第二节晚自习的上课铃响起,班里的声响渐止,只是没了老师的监督,讲小话的声音始终未绝。
乔殊羽没什么心思写作业,扭头看向黑漆漆一片的窗外。空中没有一粒星,从这个角度甚至都看不到月亮,唯有屋内的光亮映在玻璃上,她的脸看起来无比丧气。
又是没能在自习课上完成作业的一天,还得回家麻烦李亦梅继续借她手机搜题。
李亦梅总以为她搜题是对学习好,觉得她好学,觉得她在自己课外拓展,觉得可能网上讲得更清楚。
而李亦梅不知道的是,乔殊羽几乎没心思看解析,只是机械地将答案从屏幕誊到纸上。
每每李亦梅将手机递给她,满眼欣慰时,乔殊羽都不敢看她的眼。
背上比其他人都要鼓囊的书包,乔殊羽快步走出了教室,这次她没有拖延到最后,她——
她承认,她有点想看到林家望。
可能是为了那句没出口的“谢谢”,也可能是——
她的思绪被猝然打断,她确实看到林家望了。
“那个呢,那个在哪儿?”带头的男生推了林家望一把,“不会已经垫上了吧?”
“在这里?来来来给我们开开眼。”另一个男生干脆伸手探向他下面。
林家望被迫弓着腰频频后退,躲避他伸来的手。
在这稍显拥挤的走廊上,有人匆匆路过,有人驻足停留,脸上要么是嫌恶,要么满是看热闹的笑。
“躲什么呀,死娘炮,真跑去当女的啦?”有个男生揪住他的领子,强行将他拽了回来。
林家望无措地垂下双手,捂着自己的裆/部,头深深低着,棘突几欲刺破脆弱的皮肤。
“这怂样,真像个娘儿们。”男生调笑着拍拍他的脸颊,“裤子脱了给咱们展示展示嘛。”
“对啊,快脱。”又有人干脆伸手试图去扒他的裤腰。
“不会是真的吧?”
“刘刚也说看到他买了。”
“噫,好恶心哦……”
……
驻足的群众开始交头接耳,有男有女,异常团结。
就在那人当真扒下了一小截裤腰,露出了少许内/裤边时,有什么东西猝然拍到了他的胸口。
待他看清那是什么时,惊得往后退开了好几步。
“想要?”乔殊羽又取出一片卫生巾,拍在了另一个男生的胸口,“送你?”
“操。
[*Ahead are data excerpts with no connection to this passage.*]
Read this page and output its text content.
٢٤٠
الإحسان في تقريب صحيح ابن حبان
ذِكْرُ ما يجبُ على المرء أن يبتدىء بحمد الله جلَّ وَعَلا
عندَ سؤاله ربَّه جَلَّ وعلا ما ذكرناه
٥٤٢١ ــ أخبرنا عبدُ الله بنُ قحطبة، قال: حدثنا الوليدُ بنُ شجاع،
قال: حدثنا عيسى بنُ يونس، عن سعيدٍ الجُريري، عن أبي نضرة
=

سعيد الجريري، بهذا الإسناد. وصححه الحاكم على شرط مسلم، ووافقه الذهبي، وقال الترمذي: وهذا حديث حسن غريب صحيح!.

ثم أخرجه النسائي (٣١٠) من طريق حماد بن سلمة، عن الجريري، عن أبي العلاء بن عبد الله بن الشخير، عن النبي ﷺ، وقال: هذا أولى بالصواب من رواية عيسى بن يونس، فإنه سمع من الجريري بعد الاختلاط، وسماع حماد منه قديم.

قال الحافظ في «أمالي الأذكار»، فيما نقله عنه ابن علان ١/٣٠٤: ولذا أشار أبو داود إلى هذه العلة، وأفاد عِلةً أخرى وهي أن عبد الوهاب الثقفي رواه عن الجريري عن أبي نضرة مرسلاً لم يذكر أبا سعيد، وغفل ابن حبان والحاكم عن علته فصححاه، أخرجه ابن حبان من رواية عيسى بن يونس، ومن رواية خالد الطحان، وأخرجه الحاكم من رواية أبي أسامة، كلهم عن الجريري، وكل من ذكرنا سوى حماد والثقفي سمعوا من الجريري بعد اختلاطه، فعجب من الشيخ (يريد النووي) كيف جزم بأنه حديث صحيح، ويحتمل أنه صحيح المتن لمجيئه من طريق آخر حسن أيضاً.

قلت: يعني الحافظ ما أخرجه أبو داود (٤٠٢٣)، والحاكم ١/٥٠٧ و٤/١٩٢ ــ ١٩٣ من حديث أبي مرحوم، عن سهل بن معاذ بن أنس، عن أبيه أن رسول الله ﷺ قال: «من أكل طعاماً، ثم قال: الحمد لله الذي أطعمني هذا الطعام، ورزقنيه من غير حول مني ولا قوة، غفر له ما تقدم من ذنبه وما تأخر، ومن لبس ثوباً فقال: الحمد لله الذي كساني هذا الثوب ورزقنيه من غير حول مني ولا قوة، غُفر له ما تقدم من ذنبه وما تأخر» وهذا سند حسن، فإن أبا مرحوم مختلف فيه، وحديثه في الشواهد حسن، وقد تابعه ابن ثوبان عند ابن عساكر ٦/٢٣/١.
”男生困窘到整张脸皱起,躲瘟疫般不断后退。
两片卫生巾轻飘飘落了地,没人敢靠近半步,神情复杂地看着它,连窃窃私语声都骤然停止。
原本拥挤的走廊,就这么被开辟出一小块空地,乔殊羽弯腰捡起一片,上前揪起一个男生的领口,强行将它塞了进去。
“操!神经病啊,干嘛啊!”男生瞬间跳起难看的霹雳舞,又蹦又抖,直到卫生巾从衣服里掉出,还分外嫌弃地拍拍衣服。
“不是好奇吗,不是想看吗?”乔殊羽将目光移向另一位,微笑着用食指勾住他的腰袢,“要我教你怎么用吗,帮你垫上?”
说着,她象征性地向下拉了拉。对方吓得赶忙弯下腰,神色慌张地努力提着裤腰。
望着二人的狼狈模样,乔殊羽嗤笑一声,收回手,嫌弃地甩了两下。
“妈的,快走。”刚刚获得的自由的那位,果断拽过另一位,踉跄着往楼梯口冲去,“她就是个疯子。”
一片卫生巾就能让两个男生吓得屁滚尿流,想来在必要时刻,往头上贴一片这个还能避避邪。
面对周围人异样的眼光,乔殊羽神色泰然地捡起地上那两片,丢回了塑料袋里。
没料到卫生巾的威力依然未减,纵使地上已经干净了,也没人敢涉足那一小块区域,多吃力都要绕开。
望着他们惊惶的眼,有那么一瞬间,乔殊羽很想把刚刚的行为,在每个人身上都故技重施一遍。
不过最终,她还是按住了自己恶劣的小心思。
她还有更重要的事要做。
“我们走吧。”
她抓过林家望的手腕,头也不回地径直向前。